The standout dish for me was the dessert - a clever riff on millionaire’s shortbread incorporating coffee as well as chocolate and ‘frosted Worcestershire’, a deeply savoury Worcestershire sauce sorbet which was fantastic with a marvellous 9% North Coast Old Rasputin Imperial Stout. (Less so with a 7% Heretic Chocolate Hazelnut Porter which got rather engulfed by the dessert but worked really well with the chocolate petits fours which were served at the end of the meal.) The chef, Pascal Aussignac, was particularly good at introducing bitter tastes into his dishes for the beers to latch on to.

I also loved his main course of wood pigeon with orange, barigoule and glazed kumquat which brought in some bold orange flavours that I thought worked brilliantly with a 6.7% Smuttynose (great name for a brewer) Old Brown Dog brown ale though it proved a little too pokey for the 4.7% Stevens Point amber lager that was also served.
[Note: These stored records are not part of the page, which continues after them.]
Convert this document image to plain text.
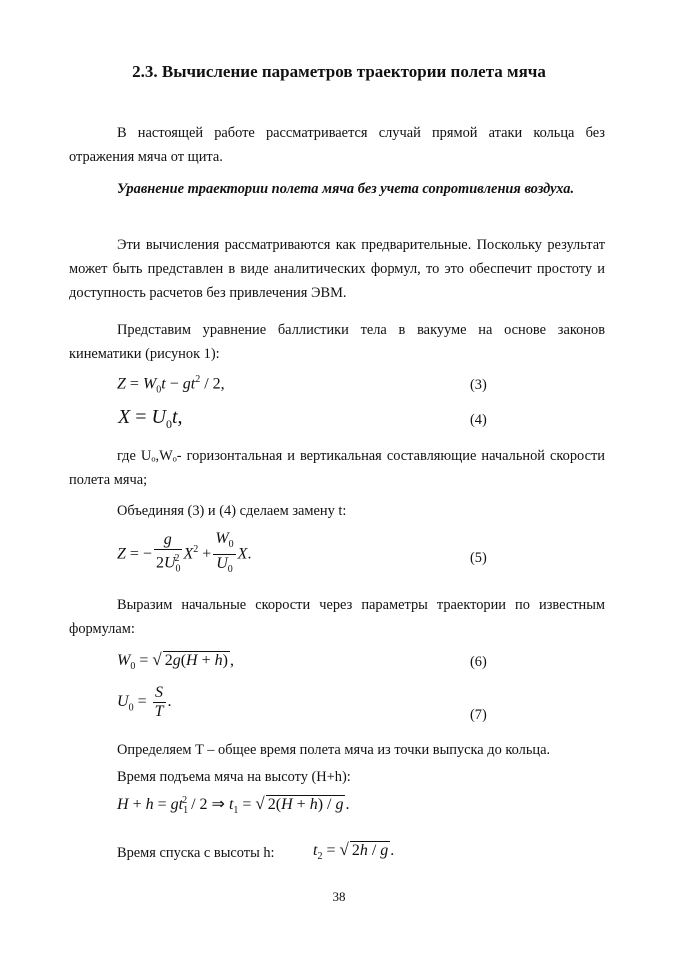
2.3. Вычисление параметров траектории полета мяча
В настоящей работе рассматривается случай прямой атаки кольца без отражения мяча от щита.
Уравнение траектории полета мяча без учета сопротивления воздуха.
Эти вычисления рассматриваются как предварительные. Поскольку результат может быть представлен в виде аналитических формул, то это обеспечит простоту и доступность расчетов без привлечения ЭВМ.
Представим уравнение баллистики тела в вакууме на основе законов кинематики (рисунок 1):
$Z = W_0t - gt^2 / 2$,	(3)
$X = U_0t$,	(4)
где Uₒ,Wₒ- горизонтальная и вертикальная составляющие начальной скорости полета мяча;
Объединяя (3) и (4) сделаем замену t:
Z = − $\frac{g}{2U_0^2} X^2 + \frac{W_0}{U_0} X$.	(5)
Выразим начальные скорости через параметры траектории по известным формулам:
$W_0$ = √ 2g(H + h) ,	(6)
$U_0 = \frac{S}{T}$ .
(7)
Определяем T – общее время полета мяча из точки выпуска до кольца.
Время подъема мяча на высоту (H+h):
$H + h = gt_1^2 / 2$ ⇒ $t_1$ = √ 2(H + h) / g .
Время спуска с высоты h:	$t_2$ = √ 2h / g .
38
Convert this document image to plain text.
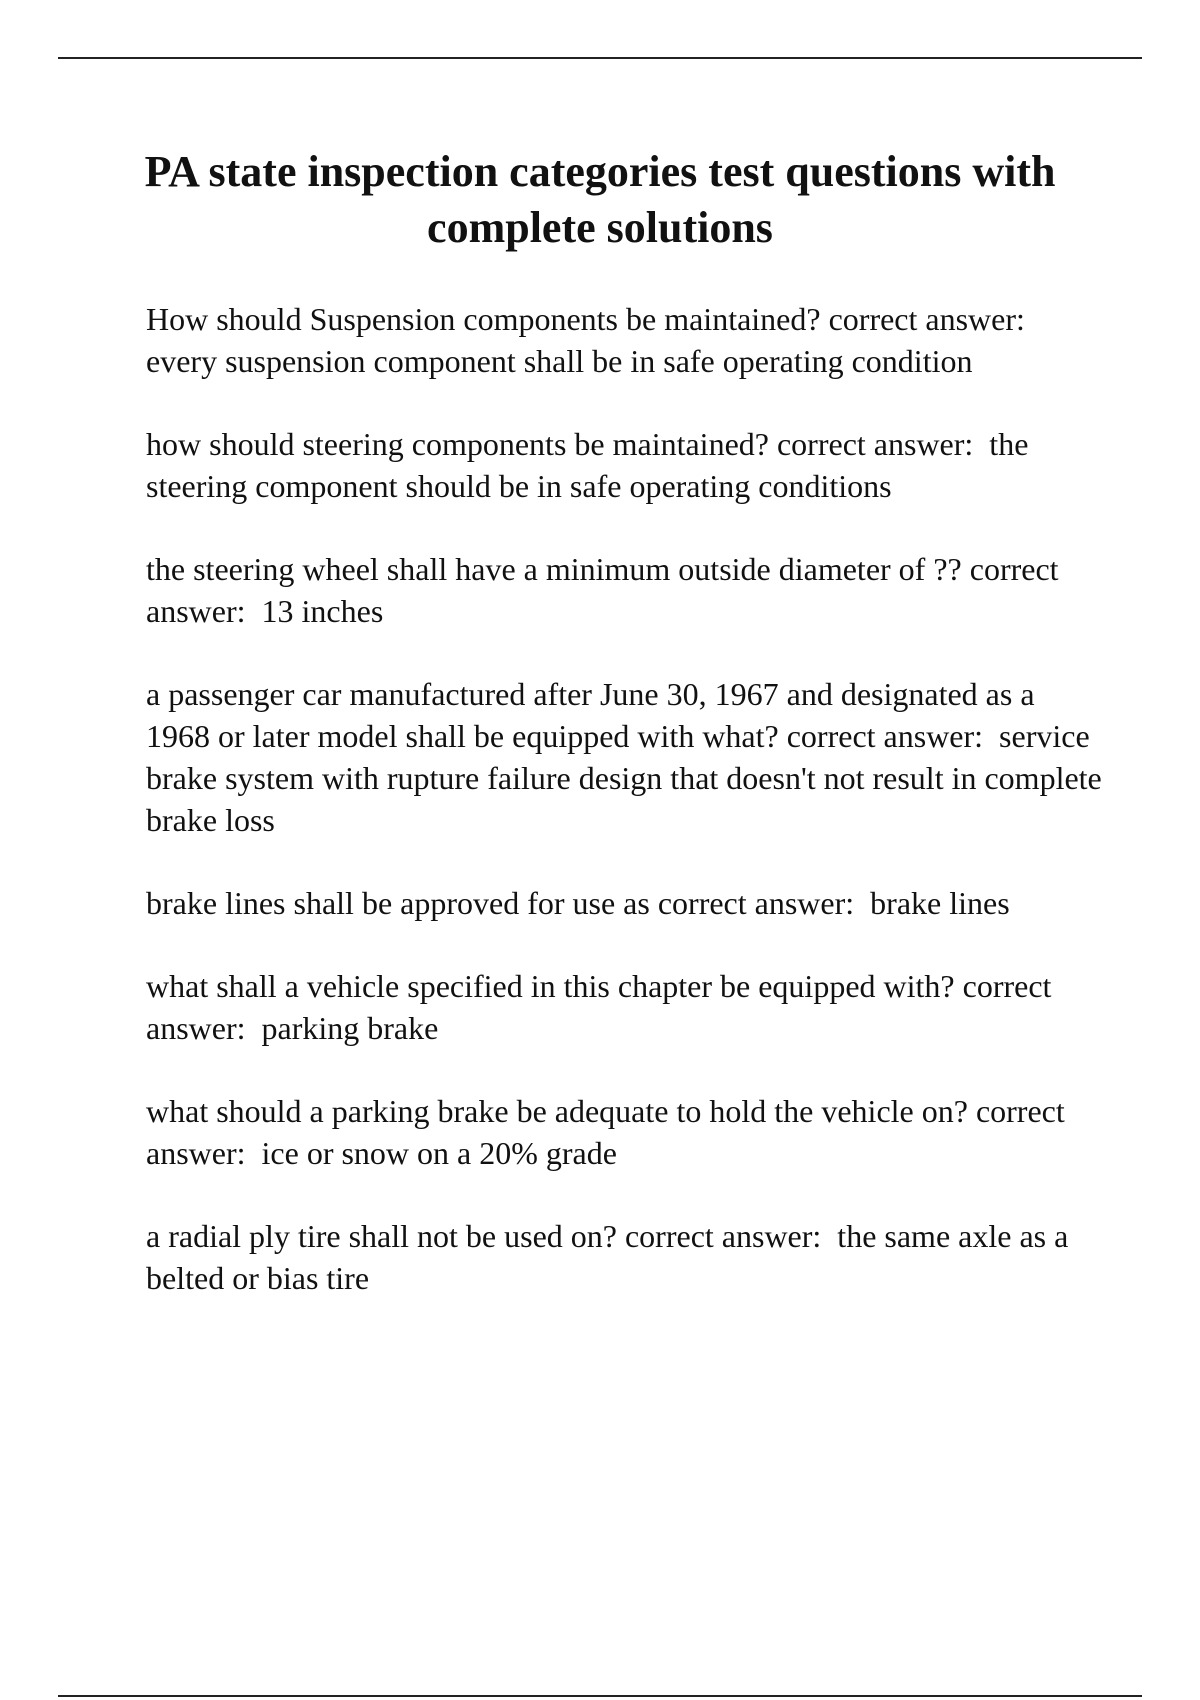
PA state inspection categories test questions with complete solutions
How should Suspension components be maintained? correct answer:  every suspension component shall be in safe operating condition
how should steering components be maintained? correct answer: the steering component should be in safe operating conditions
the steering wheel shall have a minimum outside diameter of ?? correct answer: 13 inches
a passenger car manufactured after June 30, 1967 and designated as a 1968 or later model shall be equipped with what? correct answer: service brake system with rupture failure design that doesn't not result in complete brake loss
brake lines shall be approved for use as correct answer: brake lines
what shall a vehicle specified in this chapter be equipped with? correct answer: parking brake
what should a parking brake be adequate to hold the vehicle on? correct answer: ice or snow on a 20% grade
a radial ply tire shall not be used on? correct answer: the same axle as a belted or bias tire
But I think it would have been just as difficult for most red wines to stand up to it*.

There were a couple of courses however which I thought wine would have worked better than beer. The first course of oysters with apple, seaweed and black tea tuile had been tweaked from the usual foie gras version on the menu which certainly helped the pairing with a 4% Bell’s Brewery Oarsman German-style ale but I’d have still preferred a glass of crisp white wine such as Chablis. And a devastatingly rich cappuccino of black pudding, lobster and asparagus quite unbalanced the accompanying IPAs - Founder’s Centennial (7.2%) and Lagunitas (6.2%) - making them taste far too sweet. We really needed a drink with more acidity - again a white burgundy or rich chardonnay would have been a better choice, I think.

The other course of ‘silky duck flan’ with ginger and hay jus turned out to contain foie gras to my discomfiture but although I don’t normally eat it I couldn’t resist trying it with the beers. Here the sweetness of the two American pale ales - a 5% Deschutes Mirror Pond and Boulder Beer’s Hazed and Infused (8%)- worked surprisingly well - maybe because the hay introduced a bitter note and the ginger a slightly spicy one that supported the match. Foie gras and American IPA? Worth exploring if you eat it.

Anyway, all credit to the Brewers’ Association for deciding to show their members’ beers in such a challenging context. I don’t blame brewers for trying to get beer seen as more than a partner for pub or Indian food but I’m not sure that the elaborate presentation of the typical French - or even Italian - starred Michelin meal really does it a service.

There’s so much going on in a glass of craft beer that elaborate food sometimes seems a distraction. (The same is true of expensive bottles of wine which are often better paired with simple home cooking.) It seems better suited to casual restaurants like St John’s or Lyle’s where the focus is on ingredients rather than chaffy technique.

What do you reckon?

* on their tasting menu they pair it with a Mas Delmas 2009 Cotes du Roussillon Villages but think Pascal upped the orange for the beer menu

I attended the lunch as a guest of the Brewers' Association.